As a mark of respect to the local Noongar people and in deciding to publish The Village Collective newsletter every two months, we have named each edition after the correlating Noongar season. The excerpt below is taken from the excellent overview of the Noongar seasons on the Bureau of Meteorology website.



Djeran – season of adulthood

EelAutumn: April-May

Ant season.
Time to repair housing and shelter.

The lifestyle for the Nyoongar communities during Djeran

Djeran season at last sees a break in the really hot weather. A key indicator of the change of season is the cool nights that once again bring a dewy presence for us to discover in the early mornings.

The winds have also changed, especially in their intensity, with light breezes being the go and generally swinging from southerly directions (i.e. southeast to southwest). Many flying ants can be seen cruising around in the light winds.

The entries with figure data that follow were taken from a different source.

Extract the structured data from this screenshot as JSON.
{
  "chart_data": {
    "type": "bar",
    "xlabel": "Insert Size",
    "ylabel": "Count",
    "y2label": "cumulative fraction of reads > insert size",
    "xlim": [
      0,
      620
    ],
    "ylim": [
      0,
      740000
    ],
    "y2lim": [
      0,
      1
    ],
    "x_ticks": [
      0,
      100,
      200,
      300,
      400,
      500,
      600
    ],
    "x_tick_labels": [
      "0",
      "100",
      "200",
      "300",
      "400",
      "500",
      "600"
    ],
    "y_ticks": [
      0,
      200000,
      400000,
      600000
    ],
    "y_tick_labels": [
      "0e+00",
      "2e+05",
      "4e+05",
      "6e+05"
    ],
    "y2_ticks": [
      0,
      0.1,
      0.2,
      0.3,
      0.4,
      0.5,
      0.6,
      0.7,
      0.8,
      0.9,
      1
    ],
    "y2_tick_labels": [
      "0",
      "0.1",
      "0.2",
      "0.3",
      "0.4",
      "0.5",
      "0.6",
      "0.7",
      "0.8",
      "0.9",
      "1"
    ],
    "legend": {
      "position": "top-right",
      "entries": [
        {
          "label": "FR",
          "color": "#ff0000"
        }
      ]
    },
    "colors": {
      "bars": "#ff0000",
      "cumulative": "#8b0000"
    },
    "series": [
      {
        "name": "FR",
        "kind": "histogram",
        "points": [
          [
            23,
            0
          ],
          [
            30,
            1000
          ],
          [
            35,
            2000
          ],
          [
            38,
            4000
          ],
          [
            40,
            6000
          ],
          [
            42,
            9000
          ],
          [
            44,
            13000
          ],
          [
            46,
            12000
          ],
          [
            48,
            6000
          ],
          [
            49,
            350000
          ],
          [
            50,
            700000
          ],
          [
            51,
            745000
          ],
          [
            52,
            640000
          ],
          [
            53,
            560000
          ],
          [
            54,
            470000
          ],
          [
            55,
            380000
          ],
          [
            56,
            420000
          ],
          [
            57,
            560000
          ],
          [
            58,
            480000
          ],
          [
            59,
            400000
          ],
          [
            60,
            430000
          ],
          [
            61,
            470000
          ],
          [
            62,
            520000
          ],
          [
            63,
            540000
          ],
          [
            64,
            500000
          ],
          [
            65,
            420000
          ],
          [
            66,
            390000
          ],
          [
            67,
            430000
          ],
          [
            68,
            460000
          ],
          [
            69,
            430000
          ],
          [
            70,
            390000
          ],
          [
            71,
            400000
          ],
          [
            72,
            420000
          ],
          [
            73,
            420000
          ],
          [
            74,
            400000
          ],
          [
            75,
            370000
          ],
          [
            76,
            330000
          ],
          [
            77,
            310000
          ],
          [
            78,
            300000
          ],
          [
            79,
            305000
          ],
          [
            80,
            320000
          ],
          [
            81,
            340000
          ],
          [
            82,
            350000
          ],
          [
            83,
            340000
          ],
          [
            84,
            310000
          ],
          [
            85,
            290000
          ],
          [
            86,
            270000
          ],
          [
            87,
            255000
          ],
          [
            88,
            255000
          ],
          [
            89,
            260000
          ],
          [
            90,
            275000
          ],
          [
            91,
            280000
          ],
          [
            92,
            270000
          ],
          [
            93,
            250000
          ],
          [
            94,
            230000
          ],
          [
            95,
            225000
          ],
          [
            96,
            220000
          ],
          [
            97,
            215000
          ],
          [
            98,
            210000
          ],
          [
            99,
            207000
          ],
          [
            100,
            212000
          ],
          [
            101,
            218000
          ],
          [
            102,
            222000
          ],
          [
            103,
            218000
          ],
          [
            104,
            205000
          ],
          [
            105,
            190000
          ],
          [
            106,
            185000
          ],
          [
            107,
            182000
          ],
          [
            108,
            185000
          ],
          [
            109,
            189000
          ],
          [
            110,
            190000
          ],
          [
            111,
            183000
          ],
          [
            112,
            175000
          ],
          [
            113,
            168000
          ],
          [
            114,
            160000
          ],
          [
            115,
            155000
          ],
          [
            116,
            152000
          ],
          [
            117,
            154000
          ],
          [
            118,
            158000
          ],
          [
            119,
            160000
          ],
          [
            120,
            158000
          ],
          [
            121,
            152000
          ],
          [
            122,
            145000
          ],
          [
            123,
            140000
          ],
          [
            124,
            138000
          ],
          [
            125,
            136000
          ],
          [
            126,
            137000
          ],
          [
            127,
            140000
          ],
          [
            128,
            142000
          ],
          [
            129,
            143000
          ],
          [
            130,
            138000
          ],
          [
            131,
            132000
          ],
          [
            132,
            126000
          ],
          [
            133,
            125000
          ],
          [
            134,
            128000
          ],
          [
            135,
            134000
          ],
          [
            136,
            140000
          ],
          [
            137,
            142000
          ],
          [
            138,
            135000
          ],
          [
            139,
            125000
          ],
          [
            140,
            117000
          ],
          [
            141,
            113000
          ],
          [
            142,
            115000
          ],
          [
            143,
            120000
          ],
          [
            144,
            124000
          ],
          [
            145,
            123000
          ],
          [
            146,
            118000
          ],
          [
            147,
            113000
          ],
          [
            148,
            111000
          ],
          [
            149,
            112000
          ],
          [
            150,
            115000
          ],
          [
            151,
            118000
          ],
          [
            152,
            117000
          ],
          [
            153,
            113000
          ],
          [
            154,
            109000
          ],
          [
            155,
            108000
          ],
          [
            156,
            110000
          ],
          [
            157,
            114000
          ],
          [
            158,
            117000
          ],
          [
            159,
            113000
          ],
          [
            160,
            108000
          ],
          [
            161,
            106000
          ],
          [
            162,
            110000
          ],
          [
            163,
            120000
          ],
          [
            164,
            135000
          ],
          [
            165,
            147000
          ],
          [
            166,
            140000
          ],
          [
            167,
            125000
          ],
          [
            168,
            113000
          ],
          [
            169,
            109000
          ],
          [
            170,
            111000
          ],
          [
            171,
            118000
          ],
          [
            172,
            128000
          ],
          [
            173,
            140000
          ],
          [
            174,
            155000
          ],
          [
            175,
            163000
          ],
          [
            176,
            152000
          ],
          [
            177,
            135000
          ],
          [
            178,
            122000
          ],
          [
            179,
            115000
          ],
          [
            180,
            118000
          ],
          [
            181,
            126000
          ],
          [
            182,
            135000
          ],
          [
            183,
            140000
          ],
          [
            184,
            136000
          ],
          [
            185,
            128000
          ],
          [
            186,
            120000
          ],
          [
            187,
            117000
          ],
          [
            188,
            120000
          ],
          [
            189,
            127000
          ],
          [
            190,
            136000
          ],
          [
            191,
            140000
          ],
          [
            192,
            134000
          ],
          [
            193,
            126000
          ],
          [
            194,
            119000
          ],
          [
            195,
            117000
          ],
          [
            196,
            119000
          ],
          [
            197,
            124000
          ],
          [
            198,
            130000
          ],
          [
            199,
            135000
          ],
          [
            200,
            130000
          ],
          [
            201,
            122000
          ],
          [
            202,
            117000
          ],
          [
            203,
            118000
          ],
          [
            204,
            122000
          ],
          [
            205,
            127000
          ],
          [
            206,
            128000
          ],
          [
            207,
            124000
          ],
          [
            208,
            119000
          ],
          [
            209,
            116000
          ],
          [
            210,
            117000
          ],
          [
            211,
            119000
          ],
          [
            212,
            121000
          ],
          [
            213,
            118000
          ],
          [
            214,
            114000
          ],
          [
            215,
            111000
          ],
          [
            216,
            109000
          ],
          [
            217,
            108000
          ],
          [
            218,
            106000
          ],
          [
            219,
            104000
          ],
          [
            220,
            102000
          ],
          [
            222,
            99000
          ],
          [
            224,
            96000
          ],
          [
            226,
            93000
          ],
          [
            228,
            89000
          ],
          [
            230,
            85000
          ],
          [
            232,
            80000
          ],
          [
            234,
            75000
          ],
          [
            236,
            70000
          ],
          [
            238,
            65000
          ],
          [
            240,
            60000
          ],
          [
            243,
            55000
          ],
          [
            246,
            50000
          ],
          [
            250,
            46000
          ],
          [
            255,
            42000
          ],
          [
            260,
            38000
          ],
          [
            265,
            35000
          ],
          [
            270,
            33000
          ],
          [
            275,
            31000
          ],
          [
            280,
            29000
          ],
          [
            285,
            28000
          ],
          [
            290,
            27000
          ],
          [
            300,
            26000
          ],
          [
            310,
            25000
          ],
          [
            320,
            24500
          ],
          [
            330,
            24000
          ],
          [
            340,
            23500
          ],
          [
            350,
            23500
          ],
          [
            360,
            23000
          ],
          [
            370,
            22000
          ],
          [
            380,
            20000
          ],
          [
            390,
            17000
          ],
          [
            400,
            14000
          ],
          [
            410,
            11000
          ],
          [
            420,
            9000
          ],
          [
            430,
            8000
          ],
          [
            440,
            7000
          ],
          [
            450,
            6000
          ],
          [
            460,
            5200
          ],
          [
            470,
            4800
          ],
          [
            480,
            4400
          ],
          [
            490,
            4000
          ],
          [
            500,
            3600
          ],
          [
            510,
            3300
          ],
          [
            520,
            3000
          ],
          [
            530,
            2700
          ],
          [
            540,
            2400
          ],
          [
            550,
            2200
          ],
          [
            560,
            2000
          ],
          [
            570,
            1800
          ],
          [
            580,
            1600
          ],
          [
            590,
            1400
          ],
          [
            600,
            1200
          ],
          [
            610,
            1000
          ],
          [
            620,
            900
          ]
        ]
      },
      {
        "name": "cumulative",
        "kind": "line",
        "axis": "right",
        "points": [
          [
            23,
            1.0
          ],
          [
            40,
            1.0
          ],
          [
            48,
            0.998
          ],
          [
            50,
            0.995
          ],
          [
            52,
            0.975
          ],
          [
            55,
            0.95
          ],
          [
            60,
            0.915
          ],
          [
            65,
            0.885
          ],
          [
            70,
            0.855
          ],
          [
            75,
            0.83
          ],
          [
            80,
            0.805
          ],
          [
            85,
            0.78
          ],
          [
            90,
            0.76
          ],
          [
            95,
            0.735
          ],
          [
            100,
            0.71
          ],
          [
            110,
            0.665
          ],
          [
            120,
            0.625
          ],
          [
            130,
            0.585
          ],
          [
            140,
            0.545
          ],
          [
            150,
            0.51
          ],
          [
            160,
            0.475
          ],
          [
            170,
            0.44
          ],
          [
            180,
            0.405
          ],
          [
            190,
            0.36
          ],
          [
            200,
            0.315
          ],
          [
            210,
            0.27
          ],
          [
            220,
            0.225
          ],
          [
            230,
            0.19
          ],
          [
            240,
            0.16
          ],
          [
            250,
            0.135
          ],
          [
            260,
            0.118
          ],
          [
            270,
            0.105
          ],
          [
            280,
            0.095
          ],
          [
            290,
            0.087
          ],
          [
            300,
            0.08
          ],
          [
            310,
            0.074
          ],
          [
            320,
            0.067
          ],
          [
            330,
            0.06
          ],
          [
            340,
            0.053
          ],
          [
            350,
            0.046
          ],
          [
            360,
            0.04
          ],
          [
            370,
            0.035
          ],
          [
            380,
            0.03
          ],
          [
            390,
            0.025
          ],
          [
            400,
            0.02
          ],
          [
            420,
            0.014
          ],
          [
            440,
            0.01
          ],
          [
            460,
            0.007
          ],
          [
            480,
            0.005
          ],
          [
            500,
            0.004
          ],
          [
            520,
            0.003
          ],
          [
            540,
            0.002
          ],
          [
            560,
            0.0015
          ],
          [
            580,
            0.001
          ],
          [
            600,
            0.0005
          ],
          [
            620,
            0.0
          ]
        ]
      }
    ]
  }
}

Djeran is a time of red flowers especially from the Red flowering gum (Corimbia ficifolia), as well as the smaller and more petite flowers of the Summer Flame (Beaufortia aestiva). As you travel around the Perth area, you may also notice the red ‘rust’ and seed cones forming on the male and female Sheoaks (Allocasuarina fraseriana). Banksias start to display their flowers, ensuring that there are nectar food sources for the many small mammals and birds that rely upon them.

Traditionally, foods at this time of year included the seeds that had been collected and stored for treatment from the Zamia last season along with the root bulbs of the Yanget (Bullrushes), fresh water fish, frogs and turtles.

As the season progresses, the nights will become cooler and damper along with some cool and rainy days which also means that traditionally mia mias (houses or shelters) were now repaired and updated to make sure they were waterproofed and facing in the right direction in readiness for the deep wintery months to come.